Manipulation of spin-valleys plays a key role in spintronics and valleytronics. The magnetoelectric coupling effect in the two-dimensional (2D) ferroelectricity/ferromagnetism heterostructures offers a feasible way to achieve the modulation of magnetic properties and valley degrees of freedom. In this work, the electronic structure, magnetism and valley polarization of YMnO₃/2H-VS₂ multiferroic heterostructures are investigated in detail by first-principles calculations. The results show that the ferromagnetism, valley polarization and conductivity of 2H-VS₂ layer can be largely altered by the YMnO₃ substrate with different terminations. The valley polarization can achieve a maximum modulation of 112.5 meV for the YMnO₃/2H-VS₂ heterostructure with MnO-termination when the ferroelectric polarization is reversed. On the other hand, the direction of magnetic moment of V atom in the 2H-VS₂ layer can be effectively adjusted in the O2- and Y-terminated configurations by altering the ferroelectric polarization, which can be attributed to the magnetic interaction between the ferromagnetic 2H-VS₂ and ferroelectric YMnO₃. Compared with the case of isolated 2H-VS₂ monolayer, 2H-VS₂ exhibits p-type doping character in O- and Y-terminated configurations. The valley and direct bandgap semiconductor properties of 2H-VS₂ monolayer are preserved for all configurations. Moreover, the O–S distance can be considered as a main factor for regulating the valley polarization by affecting orbital hybridization. These results exhibit new coupling effects between ferromagnetism, ferroelectronics and ferrovalley by the electrical control of spin-valleys behaviors, which provides a new platform for developing nonvolatile spintronic and valleytronic devices.

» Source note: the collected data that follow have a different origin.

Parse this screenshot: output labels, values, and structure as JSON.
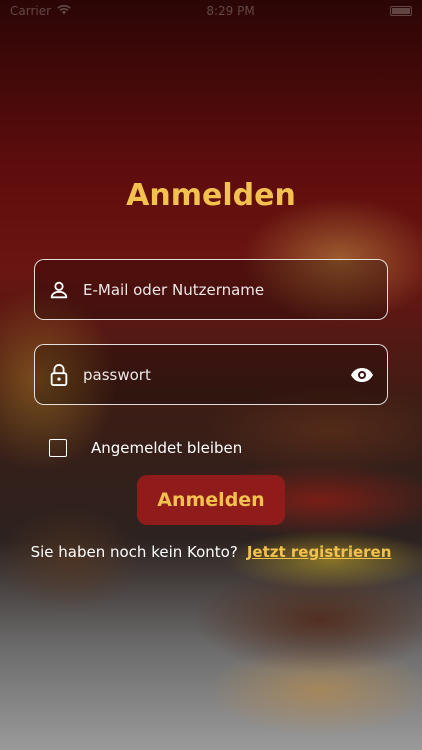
{
  "status_bar": {
    "carrier": "Carrier",
    "time": "8:29 PM",
    "wifi_icon": "wifi-icon",
    "battery_icon": "battery-icon"
  },
  "login": {
    "title": "Anmelden",
    "username": {
      "placeholder": "E-Mail oder Nutzername",
      "value": "",
      "icon": "user-icon"
    },
    "password": {
      "placeholder": "passwort",
      "value": "",
      "icon": "lock-icon",
      "toggle_icon": "eye-icon"
    },
    "remember_me": {
      "label": "Angemeldet bleiben",
      "checked": false
    },
    "submit_label": "Anmelden",
    "register_prompt": "Sie haben noch kein Konto?",
    "register_link": "Jetzt registrieren"
  },
  "colors": {
    "accent": "#f2c14e",
    "button_bg": "#8f1c1a",
    "border": "#ffffff"
  }
}
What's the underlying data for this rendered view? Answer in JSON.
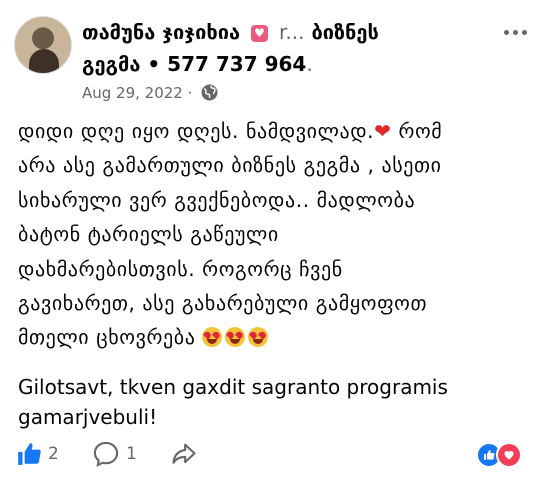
{
  "post": {
    "author_name": "თამუნა ჯიჯიხია",
    "badge": "💟",
    "truncated_name": "r...",
    "title_part1": "ბიზნეს",
    "title_part2": "გეგმა",
    "separator": "•",
    "phone": "577 737 964",
    "date": "Aug 29, 2022",
    "dot": "·",
    "body_lines": [
      "დიდი დღე იყო დღეს. ნამდვილად.",
      "რომ",
      "არა ასე გამართული ბიზნეს გეგმა , ასეთი",
      "სიხარული ვერ გვექნებოდა.. მადლობა",
      "ბატონ ტარიელს გაწეული",
      "დახმარებისთვის. როგორც ჩვენ",
      "გავიხარეთ, ასე გახარებული გამყოფოთ",
      "მთელი ცხოვრება"
    ],
    "heart_emoji": "❤",
    "latin_text": "Gilotsavt, tkven gaxdit sagranto programis gamarjvebuli!",
    "likes_count": "2",
    "comments_count": "1"
  },
  "colors": {
    "primary_text": "#050505",
    "secondary_text": "#65676b",
    "like_blue": "#1877f2",
    "love_red": "#f33e58"
  },
  "icons": [
    "globe-icon",
    "more-options-icon",
    "like-icon",
    "comment-icon",
    "share-icon",
    "like-reaction-icon",
    "love-reaction-icon",
    "heart-eyes-emoji"
  ]
}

自旋谷的操纵在自旋电子学和谷电子学中起着关键作用。二维（2D）铁电/铁磁异质结构中的磁电耦合效应为实现磁特性和谷自由度的调制提供了一种可行的方法。在这项工作中，通过第一性原理计算详细研究_{了YMnO 3} /2H-VS _{2多铁异质结构的电子结构、磁性和谷极化。}结果表明， _{YMnO 3}可以大大改变_{2H-VS 2层的}铁磁性、谷极化和电导率。基板与不同的终端。当铁电极化反转时，谷极化可以实现112.5 meV的最大调制对于具有MnO终止的YMnO ₃ /2H-VS _{2异质结构。}另一方面，2H-VS ₂层中V原子的磁矩方向可以通过改变铁电极化在O2-和Y-终端配置中有效地调整，这可以归因于铁磁体之间的磁相互作用。 2H-VS ₂和铁电体YMnO ₃。与隔离2H-VS ₂单层的情况相比，2H-VS ₂在 O 端和 Y 端配置中表现出 p 型掺杂特性。_{2H-VS 2单层}的谷和直接带隙半导体特性对于所有配置都保持不变。此外，O-S 距离可以被认为是通过影响轨道杂化来调节谷极化的主要因素。这些结果通过对自旋谷行为的电控制，展示了铁磁性、铁电子学和铁谷之间的新耦合效应，为开发非易失性自旋电子和谷电子器件提供了新的平台。